13 Dicembre 2021
Vi proponiamo alcuni dei feedback più significativi di alcuni dei partecipanti al corso ECM di Club Medici “Arte, cultura e salute. Strumenti a confronto per le buone pratiche della cura”, che si è svolto a Nocera Umbra alla fine di novembre.
Alberto Cester – Grazie a Voi, è stata una bella esperienza, anche fuori dagli schemi convenzionali della formazione ed informazione medica. Andate avanti su questi temi… Allargare gli orizzonti culturali dei medici è certo rischioso, ma se ben fatto di grande soddisfazione anche per noi. Grazie.
Mario Antonio Del Vecchio – Sin dall’inizio del convegno si respira un’aria diversa dal solito; la sala ospita relatori e partecipanti con provenienza dal nord al sud, tutto ciò scaturisce dall’interesse del convegno organizzato dal club. Le relazioni risultano essere, fin dall’inizio, fonte di arricchimento del dibattito, che nasce spontaneamente dopo gli interventi dei relatori; ciascuno offre le proprie prospettive, basate su esperienze necessariamente diverse, ma sapendo cogliere elementi significativi di raccordo e condivisione. Infine io ritengo che il voler coinvolgere un uditorio cosi differenziato è a mio parere, il punto di forza dell’iniziativa che, con argomentazioni di alto interesse, ne ha segnato il successo.
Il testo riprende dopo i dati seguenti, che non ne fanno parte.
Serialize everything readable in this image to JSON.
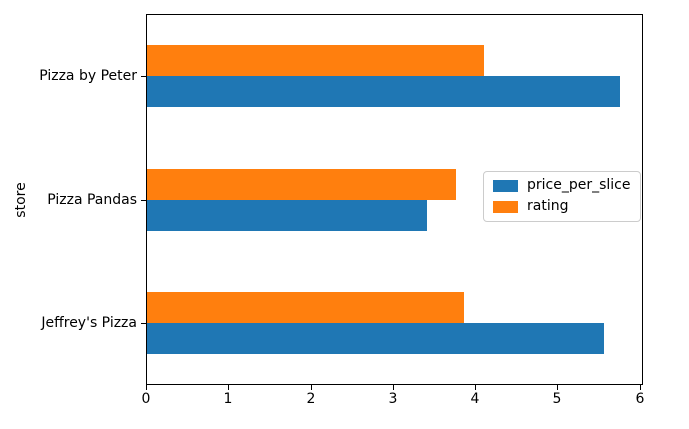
{
  "figure": {
    "background": "#ffffff",
    "text_color": "#000000",
    "spine_color": "#000000"
  },
  "axes": {
    "ylabel": "store",
    "xlabel": ""
  },
  "legend": {
    "border_color": "#cccccc",
    "background": "#ffffff"
  },
  "chart_data": {
    "type": "bar",
    "orientation": "horizontal",
    "title": "",
    "xlabel": "",
    "ylabel": "store",
    "categories": [
      "Pizza by Peter",
      "Pizza Pandas",
      "Jeffrey's Pizza"
    ],
    "series": [
      {
        "name": "price_per_slice",
        "color": "#1f77b4",
        "values": [
          5.75,
          3.4,
          5.55
        ]
      },
      {
        "name": "rating",
        "color": "#ff7f0e",
        "values": [
          4.1,
          3.75,
          3.85
        ]
      }
    ],
    "xlim": [
      0,
      6.04
    ],
    "xticks": [
      0,
      1,
      2,
      3,
      4,
      5,
      6
    ],
    "grid": false,
    "legend_position": "center right",
    "legend_entries": [
      "price_per_slice",
      "rating"
    ]
  }
}
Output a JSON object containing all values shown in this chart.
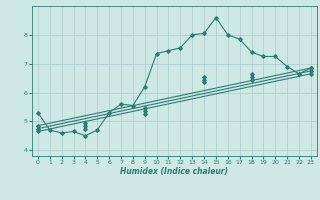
{
  "xlabel": "Humidex (Indice chaleur)",
  "bg_color": "#cde8e5",
  "line_color": "#2e7d72",
  "grid_color": "#aacccc",
  "xlim": [
    -0.5,
    23.5
  ],
  "ylim": [
    3.8,
    9.0
  ],
  "yticks": [
    4,
    5,
    6,
    7,
    8
  ],
  "xticks": [
    0,
    1,
    2,
    3,
    4,
    5,
    6,
    7,
    8,
    9,
    10,
    11,
    12,
    13,
    14,
    15,
    16,
    17,
    18,
    19,
    20,
    21,
    22,
    23
  ],
  "line1_x": [
    0,
    1,
    2,
    3,
    4,
    5,
    6,
    7,
    8,
    9,
    10,
    11,
    12,
    13,
    14,
    15,
    16,
    17,
    18,
    19,
    20,
    21,
    22,
    23
  ],
  "line1_y": [
    5.3,
    4.7,
    4.6,
    4.65,
    4.5,
    4.7,
    5.3,
    5.6,
    5.55,
    6.2,
    7.35,
    7.45,
    7.55,
    8.0,
    8.05,
    8.6,
    8.0,
    7.85,
    7.4,
    7.25,
    7.25,
    6.9,
    6.65,
    6.85
  ],
  "line2_x": [
    0,
    23
  ],
  "line2_y": [
    4.85,
    6.85
  ],
  "line3_x": [
    0,
    23
  ],
  "line3_y": [
    4.75,
    6.75
  ],
  "line4_x": [
    0,
    23
  ],
  "line4_y": [
    4.65,
    6.65
  ],
  "marker_x2": [
    0,
    4,
    9,
    14,
    18,
    23
  ],
  "marker_y2": [
    4.85,
    4.95,
    5.45,
    6.55,
    6.65,
    6.85
  ],
  "marker_x3": [
    0,
    4,
    9,
    14,
    18,
    23
  ],
  "marker_y3": [
    4.75,
    4.85,
    5.35,
    6.45,
    6.55,
    6.75
  ],
  "marker_x4": [
    0,
    4,
    9,
    14,
    18,
    23
  ],
  "marker_y4": [
    4.65,
    4.75,
    5.25,
    6.35,
    6.45,
    6.65
  ]
}
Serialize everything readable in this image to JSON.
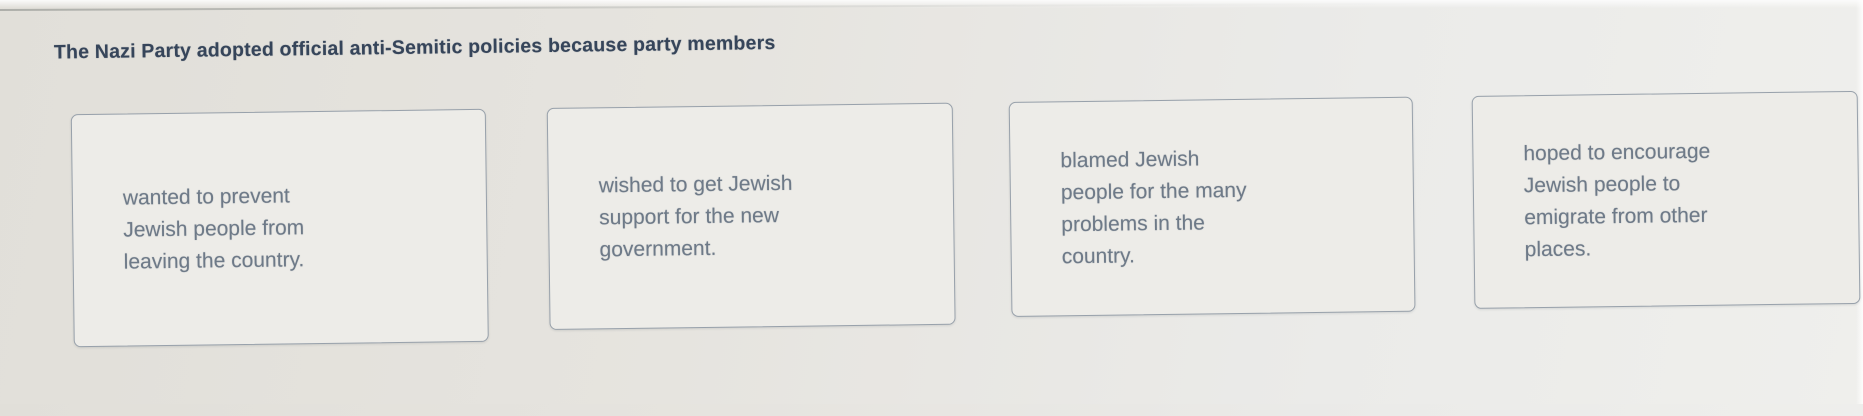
{
  "question": {
    "text": "The Nazi Party adopted official anti-Semitic policies because party members"
  },
  "options": [
    {
      "text": "wanted to prevent\nJewish people from\nleaving the country."
    },
    {
      "text": "wished to get Jewish\nsupport for the new\ngovernment."
    },
    {
      "text": "blamed Jewish\npeople for the many\nproblems in the\ncountry."
    },
    {
      "text": "hoped to encourage\nJewish people to\nemigrate from other\nplaces."
    }
  ],
  "colors": {
    "question_text": "#36455a",
    "option_text": "#6e7a88",
    "card_background": "#edece8",
    "card_border": "#98a1ab",
    "page_bg_left": "#e1dfd9",
    "page_bg_right": "#efefec"
  }
}
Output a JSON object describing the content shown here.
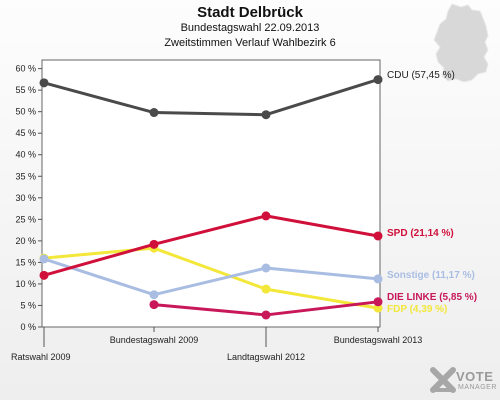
{
  "header": {
    "title": "Stadt Delbrück",
    "subtitle": "Bundestagswahl 22.09.2013",
    "subtitle2": "Zweitstimmen Verlauf Wahlbezirk 6"
  },
  "logo": {
    "line1": "VOTE",
    "line2": "MANAGER",
    "icon": "vote-manager-logo"
  },
  "map_icon": "germany-map-icon",
  "chart_data": {
    "type": "line",
    "categories": [
      "Ratswahl 2009",
      "Bundestagswahl 2009",
      "Landtagswahl 2012",
      "Bundestagswahl 2013"
    ],
    "y_tick_labels": [
      "0 %",
      "5 %",
      "10 %",
      "15 %",
      "20 %",
      "25 %",
      "30 %",
      "35 %",
      "40 %",
      "45 %",
      "50 %",
      "55 %",
      "60 %"
    ],
    "ylim": [
      0,
      62
    ],
    "grid": false,
    "legend": "right-end labels",
    "series": [
      {
        "name": "CDU",
        "end_label": "CDU (57,45 %)",
        "color": "#4a4a4a",
        "values": [
          56.7,
          49.8,
          49.3,
          57.45
        ]
      },
      {
        "name": "SPD",
        "end_label": "SPD (21,14 %)",
        "color": "#d0103a",
        "values": [
          12.0,
          19.2,
          25.8,
          21.14
        ]
      },
      {
        "name": "Sonstige",
        "end_label": "Sonstige (11,17 %)",
        "color": "#a9bde3",
        "values": [
          15.8,
          7.5,
          13.7,
          11.17
        ]
      },
      {
        "name": "DIE LINKE",
        "end_label": "DIE LINKE (5,85 %)",
        "color": "#c8185a",
        "values": [
          null,
          5.2,
          2.8,
          5.85
        ]
      },
      {
        "name": "FDP",
        "end_label": "FDP (4,39 %)",
        "color": "#f3e73a",
        "values": [
          16.0,
          18.3,
          8.8,
          4.39
        ]
      }
    ]
  }
}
Giuseppe Ferrario – Esperienza efficace e coerente con gli obiettivi formativi esplicitati. Quanto alle aree tematiche ritengo che il percorso che porta a valutare e raggiungere la salute debba esplicitare anche la classica via “dalla malattia alla salute ” (Scuola di Igiene di Pavia (Meloni, Checcacci, Pelissero) che comprende un percorso specifico sulla salute come progetto, obiettivo e percorso, dove salute è CULTURA. In questo percorso esiste un itinerario esplicito per chi intraprende tale viaggio, uno per chi affronta la via della riabilitazione, uno per chi vive malattie croniche o malattie specifiche. Sono vie che seguono un traguardo convergente, ma che richiedono poi di svolgere percorsi e tappe diverse da collocarsi in panorami e progetti specifici. In pratica ognuno di questi 3 percorsi (salute in genere, riabilitazione, malattia e salute) richiedono zaini e attrezzature per il viaggio verso la cultura della salute specifici e calibrati per ognuno di noi, ad evitare di esser fuorviati da segnali non corretti o poco esplicitati. Le tappe che abbiamo affrontate sono state utili, talora indispensabili, ma soggette al rischio di deviazioni verso solo uno dei 3 percorsi diversi. C’è una sostanziale sacralità nel progetto salute, cultura, qualità della vita, che va rispettata, come d’altronde quello di affrontare come oggi, in un periodo di pandemia, il momento della fine vita. Mi scuso per gli eccessi di zelo, ma ritengo utile un approfondimento nella stesura degli itinerari dalla malattia alla salute e alla cultura.
Gabriella Albieri – Reduce dall’evento ECM “Arte, Cultura, Salute” volentieri condivido qualche riflessione sull’esperienza fatta. Poiché da molti anni nella mia pratica professionale di psichiatra psicoterapeuta condivido con un gruppo di amici colleghi una riflessione sulle correlazioni tra sentimento estetico, relazione interpersonale, sviluppo della mente e salute somatopsichica, mi sono avvicinata alla proposta formativa con molte aspettative che ho sentito soddisfatte più di quanto immaginassi. Il modello proposto è stato quello esperienziale con momenti didattici di tipo frontale, offerti però da docenti molto preparati e soprattutto appassionati che, in atteggiamento paritario e di reciprocità, hanno saputo mettere a disposizione anche dei colleghi più perplessi e ingessati nel ruolo di medico (come posizione asimmetrica rispetto al paziente), le loro coinvolgenti esperienze. Prendo a prestito le parole di Italo Calvino per sintetizzare ciò che di più profondo mi sono portata via dall’incontro:
“L’inferno dei viventi non è qualcosa che sarà; se ce n’è uno è quello che è già qui, l’inferno che abitiamo tutti i giorni, che formiamo stando insieme. Due modi ci sono per non soffrirne. Il primo riesce facile a molti: accettare l’inferno e diventarne parte fino al punto di non vederlo più. Il secondo è rischioso ed esige attenzione e apprendimento continui: cercare e saper riconoscere chi e che cosa, in mezzo all’inferno, non è inferno e farlo durare e dargli spazio”.